When news broke yesterday morning that Nicola Sturgeon was tending her resignation as First Minister, most in Scotland were caught off guard. This didn’t arrive after some great scandal – though the political heat had certainly risen in recent months – but was rather hastened by Sturgeon’s inner sense that it was time for her to go.
We’ve come to expect of late that political resignations are triggered by scandals – scandals of big enough proportion to knock the head honcho from their perch. Indeed, recent departures from high office in London have sharpened the image of a disgraced suit standing at a lectern, either fighting back tears or bloviating about how the bin fire they’ve left behind isn’t their fault.
Four Tory Prime Ministers have come and gone, and Sturgeon has remained. Compared to the rough and tumble shambles that is Westminster, Scotland’s politics enjoys relative stability. But that’s not to say it’s in a healthy state. Sturgeon took the reins just after the independence referendum, and the toxicity of the independence issue that has seeped into civic life has proved stubbornly difficult to cleanse.
I’ve not always found common ground with Sturgeon, but I’ve admired her ability to show a human side when the expectation to deliver pantomime is so often indulged by today’s politicians. Yesterday’s speech was on brand in its typical Sturgeon frankness. Apart from the irrelevant, class-less Douglas Ross, statements from across the political spectrum today were unanimous in, if nothing else, total respect for Sturgeon’s prowess as a leader. In time, I’m certain she’ll be remembered as the most talented politician of her generation.
Talented though she was, the lingering toxicity from 2014 speaks to the ‘stuck-ness’ of Scottish politics since. I’ve written on this blog before about the stalemate we find ourselves in, and it brings me no joy to say that what I predicted 2 years ago has come to pass. It’s been obvious since the fateful Supreme Court decision last year that Sturgeon has played all her cards and run out of road. It should concern supporters of Scottish independence that whoever takes her place will face the same fundamental problem of a constitutional dead end.

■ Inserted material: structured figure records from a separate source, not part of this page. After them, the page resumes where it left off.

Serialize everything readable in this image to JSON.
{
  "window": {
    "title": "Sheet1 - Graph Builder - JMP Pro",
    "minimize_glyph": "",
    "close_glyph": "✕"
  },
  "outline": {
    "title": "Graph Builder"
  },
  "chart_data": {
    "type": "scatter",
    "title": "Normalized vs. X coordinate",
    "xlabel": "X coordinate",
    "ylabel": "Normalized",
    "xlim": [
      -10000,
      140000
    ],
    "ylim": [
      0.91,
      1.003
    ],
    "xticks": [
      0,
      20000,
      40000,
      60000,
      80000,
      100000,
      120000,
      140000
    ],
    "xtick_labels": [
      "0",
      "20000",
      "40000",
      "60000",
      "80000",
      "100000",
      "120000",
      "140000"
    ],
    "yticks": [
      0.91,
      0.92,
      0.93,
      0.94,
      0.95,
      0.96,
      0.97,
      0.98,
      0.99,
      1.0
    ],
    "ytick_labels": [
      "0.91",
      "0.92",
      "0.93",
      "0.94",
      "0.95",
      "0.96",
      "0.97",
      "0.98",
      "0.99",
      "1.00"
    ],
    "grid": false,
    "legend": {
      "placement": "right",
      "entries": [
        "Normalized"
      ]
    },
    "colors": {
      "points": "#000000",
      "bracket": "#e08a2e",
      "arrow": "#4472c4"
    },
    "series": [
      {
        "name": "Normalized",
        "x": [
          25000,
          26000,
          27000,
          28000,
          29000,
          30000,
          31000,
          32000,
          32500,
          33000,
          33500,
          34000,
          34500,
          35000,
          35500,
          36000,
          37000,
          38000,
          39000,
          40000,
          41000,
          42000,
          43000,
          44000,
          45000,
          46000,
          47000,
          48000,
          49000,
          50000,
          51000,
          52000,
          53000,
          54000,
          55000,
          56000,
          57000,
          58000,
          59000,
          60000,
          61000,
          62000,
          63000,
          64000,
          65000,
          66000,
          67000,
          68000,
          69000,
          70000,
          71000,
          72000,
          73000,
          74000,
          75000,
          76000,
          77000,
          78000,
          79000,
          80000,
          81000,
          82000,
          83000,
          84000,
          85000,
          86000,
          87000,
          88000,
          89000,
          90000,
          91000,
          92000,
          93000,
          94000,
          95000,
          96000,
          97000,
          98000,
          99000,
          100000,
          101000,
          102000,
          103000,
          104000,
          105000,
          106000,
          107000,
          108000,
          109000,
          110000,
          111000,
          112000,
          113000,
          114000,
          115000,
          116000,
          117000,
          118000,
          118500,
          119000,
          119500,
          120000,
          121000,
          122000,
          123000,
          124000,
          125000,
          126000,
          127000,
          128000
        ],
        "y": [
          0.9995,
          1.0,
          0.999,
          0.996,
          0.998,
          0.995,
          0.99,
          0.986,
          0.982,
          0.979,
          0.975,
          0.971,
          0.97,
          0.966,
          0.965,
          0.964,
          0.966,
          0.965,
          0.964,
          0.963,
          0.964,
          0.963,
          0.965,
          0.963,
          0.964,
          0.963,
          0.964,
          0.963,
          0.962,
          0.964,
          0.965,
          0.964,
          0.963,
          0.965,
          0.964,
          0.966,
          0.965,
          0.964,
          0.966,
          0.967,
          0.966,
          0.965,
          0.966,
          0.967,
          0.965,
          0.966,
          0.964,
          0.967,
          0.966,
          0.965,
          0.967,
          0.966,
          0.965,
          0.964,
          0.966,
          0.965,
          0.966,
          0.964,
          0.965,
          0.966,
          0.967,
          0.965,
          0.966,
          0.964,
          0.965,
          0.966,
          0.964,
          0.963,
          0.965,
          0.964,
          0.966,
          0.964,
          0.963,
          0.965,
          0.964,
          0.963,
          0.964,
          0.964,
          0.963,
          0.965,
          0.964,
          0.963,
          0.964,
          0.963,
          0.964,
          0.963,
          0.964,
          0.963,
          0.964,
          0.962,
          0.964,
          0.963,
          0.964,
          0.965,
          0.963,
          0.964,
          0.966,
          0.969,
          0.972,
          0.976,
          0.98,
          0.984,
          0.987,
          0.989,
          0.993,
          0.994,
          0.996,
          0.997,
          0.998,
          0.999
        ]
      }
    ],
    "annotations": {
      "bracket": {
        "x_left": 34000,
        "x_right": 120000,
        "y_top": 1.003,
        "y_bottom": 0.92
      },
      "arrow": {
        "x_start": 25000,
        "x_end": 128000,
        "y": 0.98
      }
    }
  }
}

Away from the divide of ayes and naws, Sturgeon leaves a mixed legacy. Her policy record has been underscored by good intentions but defined by real shortcomings. On education, Scotland has skidded down international rankings and the attainment gap between rich and poor (the reduction of which Sturgeon staked her political reputation on) has barely budged. On health, drug deaths in Scotland have passed crisis level while the SNP’s NHS missteps are only overshadowed by the even more calamitous Tory mismanagement down in England.
Her critics will no doubt pillory her for these failings, but Sturgeon has reasons to be proud of her time in office. She provided important calm through the choppy waters of Covid, all at a time when her every decision was undermined by the lockdown merry-go-round set in motion by Johnson and co. She has fought Scotland’s corner on Europe, and her commitment to trans rights, feminism and fighting poverty has been unwavering and earned her widespread admiration among Scottish youth. Anybody celebrating or denouncing her premiership as a tale of success or failure is only telling half a story.
Sturgeon’s resignation is a time for reflection on her time in office. However as soon as she exited the conference room attention inevitably turned, like clockwork, to who would take her place. Nobody has yet thrown their hat in the ring, but rest assured the starting gun has already been fired on the race to replace.
Ministers will be calling other ministers, meeting with loyal activists, trying to work out the calculus of whether they stand a fighting chance. I would be foolish to offer a prediction of how things will pan out, though I will say I feel Angus Robertson would be the safest pair of hands. All that can be concluded with certainty about the victor is that – whoever eventually wins out – they will have the biggest of shoes to fill.